I just wanted to say thank you Chris for the interview and bringing some first hand knowledge of BBQ The Kansas City BBQ Society (KCBS) is the largest BBQ society in the world and holds not only national but international competitions relating to BBQ. Many KCBS judges as well as the competitors themselves were also able to answer my questions I had on BBQ. One thing is for sure, Everyone here loved to talk about BBQ. Some are a little more hesitant on revealing their secrets of the best tasting brisket or ribs but others were happy to explain to me how to make the best BBQ in the world. One thing is certain, it is a science. That is something I can relate to. I understand science, its tangible, quantifiable and replicable. I would say the whole process is 80% science 15% gut feeling and 5% luck. As for the competition side, I’m sure the competitors would say it’s the complete opposite. You cook a slab of meat 10 minutes too long and it becomes dry, cook it 10 minutes too short and it might not be hot enough or not cooked all the way. If you don’t use the proper fats to soak in the beef or buy meat from the wrong supplier it could all go terribly wrong and would cost you the competition. If the wind blows at 10mph for too long at a certain angle… it could spell disaster for the cooked meats. It’s a meticulous process. Each team goes through to pick the best meats to present to the judges. Its as much about trial and error as it is knowledge of meat and what the human taste buds crave.
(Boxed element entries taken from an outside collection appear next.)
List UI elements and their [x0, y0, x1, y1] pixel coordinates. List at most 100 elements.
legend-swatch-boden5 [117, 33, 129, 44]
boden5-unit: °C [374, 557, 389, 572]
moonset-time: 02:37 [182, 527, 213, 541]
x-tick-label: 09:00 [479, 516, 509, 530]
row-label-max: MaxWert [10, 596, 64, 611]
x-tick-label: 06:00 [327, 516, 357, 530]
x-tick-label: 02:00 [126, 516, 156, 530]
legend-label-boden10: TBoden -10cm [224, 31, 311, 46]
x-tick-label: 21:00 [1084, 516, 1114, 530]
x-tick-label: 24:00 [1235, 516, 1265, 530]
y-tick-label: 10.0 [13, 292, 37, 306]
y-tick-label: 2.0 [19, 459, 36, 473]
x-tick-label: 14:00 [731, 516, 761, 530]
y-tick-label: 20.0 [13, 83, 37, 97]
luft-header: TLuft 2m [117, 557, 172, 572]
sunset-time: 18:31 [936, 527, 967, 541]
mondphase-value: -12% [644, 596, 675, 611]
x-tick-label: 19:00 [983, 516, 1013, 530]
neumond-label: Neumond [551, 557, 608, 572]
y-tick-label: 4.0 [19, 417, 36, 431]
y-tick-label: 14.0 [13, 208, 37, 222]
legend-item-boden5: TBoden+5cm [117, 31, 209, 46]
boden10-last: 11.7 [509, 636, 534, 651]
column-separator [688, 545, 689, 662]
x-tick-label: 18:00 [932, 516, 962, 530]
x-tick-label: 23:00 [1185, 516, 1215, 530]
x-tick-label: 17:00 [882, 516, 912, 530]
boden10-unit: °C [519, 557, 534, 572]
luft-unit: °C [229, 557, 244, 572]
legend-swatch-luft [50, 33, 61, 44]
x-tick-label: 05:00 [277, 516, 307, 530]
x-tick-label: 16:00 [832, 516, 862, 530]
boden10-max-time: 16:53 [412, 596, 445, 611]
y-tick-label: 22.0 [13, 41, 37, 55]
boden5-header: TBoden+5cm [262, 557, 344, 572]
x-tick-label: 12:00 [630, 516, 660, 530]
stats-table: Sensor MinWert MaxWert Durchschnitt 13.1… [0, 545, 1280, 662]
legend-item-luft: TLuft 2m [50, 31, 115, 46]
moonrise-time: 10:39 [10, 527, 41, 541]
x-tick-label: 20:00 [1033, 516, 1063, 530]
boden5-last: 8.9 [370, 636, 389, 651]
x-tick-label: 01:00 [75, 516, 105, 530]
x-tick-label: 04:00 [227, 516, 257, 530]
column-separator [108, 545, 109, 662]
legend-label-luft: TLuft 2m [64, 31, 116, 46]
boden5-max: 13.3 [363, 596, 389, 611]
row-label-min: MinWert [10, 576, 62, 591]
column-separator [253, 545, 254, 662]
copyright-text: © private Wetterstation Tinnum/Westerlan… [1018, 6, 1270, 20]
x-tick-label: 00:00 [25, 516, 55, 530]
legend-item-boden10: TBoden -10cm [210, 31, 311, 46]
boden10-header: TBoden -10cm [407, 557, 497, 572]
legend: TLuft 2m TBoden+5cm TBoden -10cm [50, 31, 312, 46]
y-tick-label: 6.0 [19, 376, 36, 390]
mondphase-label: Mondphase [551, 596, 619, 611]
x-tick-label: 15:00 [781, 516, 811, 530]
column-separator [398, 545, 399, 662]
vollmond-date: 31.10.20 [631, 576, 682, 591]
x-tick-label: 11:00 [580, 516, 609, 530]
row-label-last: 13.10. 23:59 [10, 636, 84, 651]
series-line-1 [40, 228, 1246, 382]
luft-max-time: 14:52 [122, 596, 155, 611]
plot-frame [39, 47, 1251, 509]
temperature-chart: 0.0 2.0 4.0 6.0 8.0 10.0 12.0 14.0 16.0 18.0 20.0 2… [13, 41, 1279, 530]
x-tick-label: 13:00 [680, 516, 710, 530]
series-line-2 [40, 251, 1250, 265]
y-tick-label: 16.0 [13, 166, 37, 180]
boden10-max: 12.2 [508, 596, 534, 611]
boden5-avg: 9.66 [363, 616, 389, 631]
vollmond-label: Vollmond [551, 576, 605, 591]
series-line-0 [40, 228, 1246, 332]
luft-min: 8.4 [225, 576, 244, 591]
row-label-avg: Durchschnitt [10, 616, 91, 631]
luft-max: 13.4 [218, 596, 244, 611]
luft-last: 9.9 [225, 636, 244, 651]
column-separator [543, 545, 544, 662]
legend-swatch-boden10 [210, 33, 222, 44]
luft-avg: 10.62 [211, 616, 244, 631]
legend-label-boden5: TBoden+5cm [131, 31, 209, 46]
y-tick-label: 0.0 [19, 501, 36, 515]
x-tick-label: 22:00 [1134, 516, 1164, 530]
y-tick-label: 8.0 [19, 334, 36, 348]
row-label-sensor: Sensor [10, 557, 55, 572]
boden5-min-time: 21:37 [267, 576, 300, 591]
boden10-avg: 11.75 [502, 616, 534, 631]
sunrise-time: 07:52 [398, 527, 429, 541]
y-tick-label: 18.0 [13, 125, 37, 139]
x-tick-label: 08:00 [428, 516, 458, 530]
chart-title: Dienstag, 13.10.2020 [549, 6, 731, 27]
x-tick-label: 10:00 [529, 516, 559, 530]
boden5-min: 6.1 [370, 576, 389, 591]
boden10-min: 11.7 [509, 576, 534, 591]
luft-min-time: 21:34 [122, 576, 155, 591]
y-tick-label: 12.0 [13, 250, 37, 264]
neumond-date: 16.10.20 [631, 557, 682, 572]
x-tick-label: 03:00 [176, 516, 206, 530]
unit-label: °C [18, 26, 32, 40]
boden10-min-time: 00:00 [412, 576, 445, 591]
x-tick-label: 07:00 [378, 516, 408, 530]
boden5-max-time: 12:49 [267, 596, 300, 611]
Competition aside, events like this really brings people together. My time I spent at the cook-off I saw families and people come together to talk about BBQ and make new friends and to exchange ideas. I come walking in with my NASA t-shirt and ask all these questions about BBQ and what it means to them and they would go and tell me anything I want to know. It was quite an amazing experience. In the end, this was a competition and its all about taste and presentation. There is a timeline that each competitor had to adhere to and you submitted each of your meats at a certain time to be judged in a group of 6 people and scored according to the KCBS regulations. Talk about having the best job in the world, eating the best BBQ in the entire world. There was extra after each of the submissions and man…. I think I was in heaven. I don’t think I could ever go to a normal BBQ restaurant again and appreciate that BBQ the same way.
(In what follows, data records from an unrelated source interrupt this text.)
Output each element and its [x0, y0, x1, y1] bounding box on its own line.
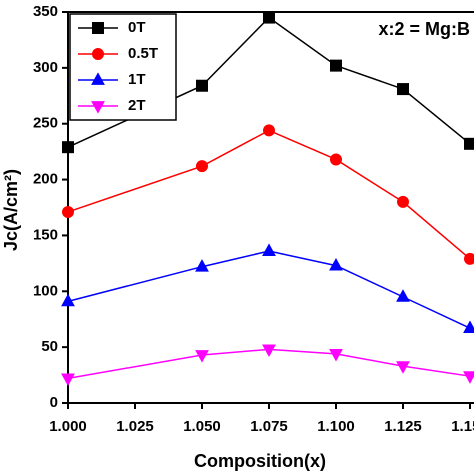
marker	[397, 195, 409, 208]
x-tick-label: 1.075	[250, 418, 288, 435]
marker	[196, 79, 208, 92]
marker	[61, 373, 75, 387]
annotation: x:2 = Mg:B	[378, 19, 470, 39]
marker	[91, 101, 105, 114]
marker	[262, 243, 276, 256]
legend-label: 2T	[128, 97, 146, 114]
marker	[397, 83, 409, 96]
marker	[196, 160, 208, 173]
x-tick-label: 1.050	[183, 418, 221, 435]
marker	[464, 252, 474, 265]
marker	[62, 141, 74, 154]
x-tick-label: 1.025	[116, 418, 154, 435]
x-tick-label: 1.000	[49, 418, 87, 435]
marker	[396, 289, 410, 302]
marker	[92, 22, 104, 34]
y-tick-label: 150	[33, 226, 58, 243]
marker	[262, 344, 276, 358]
legend-label: 0T	[128, 19, 146, 36]
marker	[330, 153, 342, 166]
legend-label: 0.5T	[128, 45, 158, 62]
marker	[263, 11, 275, 24]
marker	[330, 59, 342, 72]
y-tick-label: 250	[33, 115, 58, 132]
series-line	[67, 250, 471, 329]
x-tick-label: 1.150	[451, 418, 474, 435]
series-line	[67, 129, 471, 260]
series-line	[67, 16, 471, 148]
marker	[263, 124, 275, 137]
marker	[329, 348, 343, 362]
marker	[463, 320, 474, 334]
y-tick-label: 50	[41, 338, 58, 355]
marker	[396, 361, 410, 374]
legend-label: 1T	[128, 71, 146, 88]
x-tick-label: 1.100	[317, 418, 355, 435]
marker	[62, 205, 74, 218]
x-tick-label: 1.125	[384, 418, 422, 435]
y-tick-label: 350	[33, 3, 58, 20]
marker	[92, 48, 104, 60]
y-tick-label: 0	[50, 394, 58, 411]
x-axis-label: Composition(x)	[194, 451, 326, 471]
y-axis-label: Jc(A/cm²)	[1, 169, 21, 251]
marker	[195, 350, 209, 363]
marker	[463, 371, 474, 384]
y-tick-label: 300	[33, 59, 58, 76]
marker	[91, 72, 105, 85]
marker	[61, 293, 75, 307]
marker	[195, 259, 209, 272]
marker	[464, 137, 474, 150]
series-line	[67, 348, 471, 380]
legend-box	[69, 13, 177, 121]
y-tick-label: 200	[33, 171, 58, 188]
marker	[329, 257, 343, 271]
y-tick-label: 100	[33, 282, 58, 299]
In the end, I left a little more knowledgeable about the culture that is now American BBQ. It wasn’t what I expected. I didn’t realize that the food has come such a long way that it is now essentially a sporting event of food for people around the world. BBQ is literally a part of almost every American holiday. It’s a time where families , friends and neighbors, come together to enjoy the great outdoors, crack open a beer and talk about life. Heck, its been a part of my life every year and I didn’t even realize it until I started writing this article. BBQ is truly the quintessential American cuisine that has been engrained into our heritage in more ways than one.
Junkyard Hog Competition BBQ team
To all the competitors that I talked to and I probably annoyed with all my questions thank you for your patience. I also want to thank you for introducing me to an important aspect of the American culture I will now appreciate more each and every time I have BBQ.
Author and pictures by Mitchell Phelps.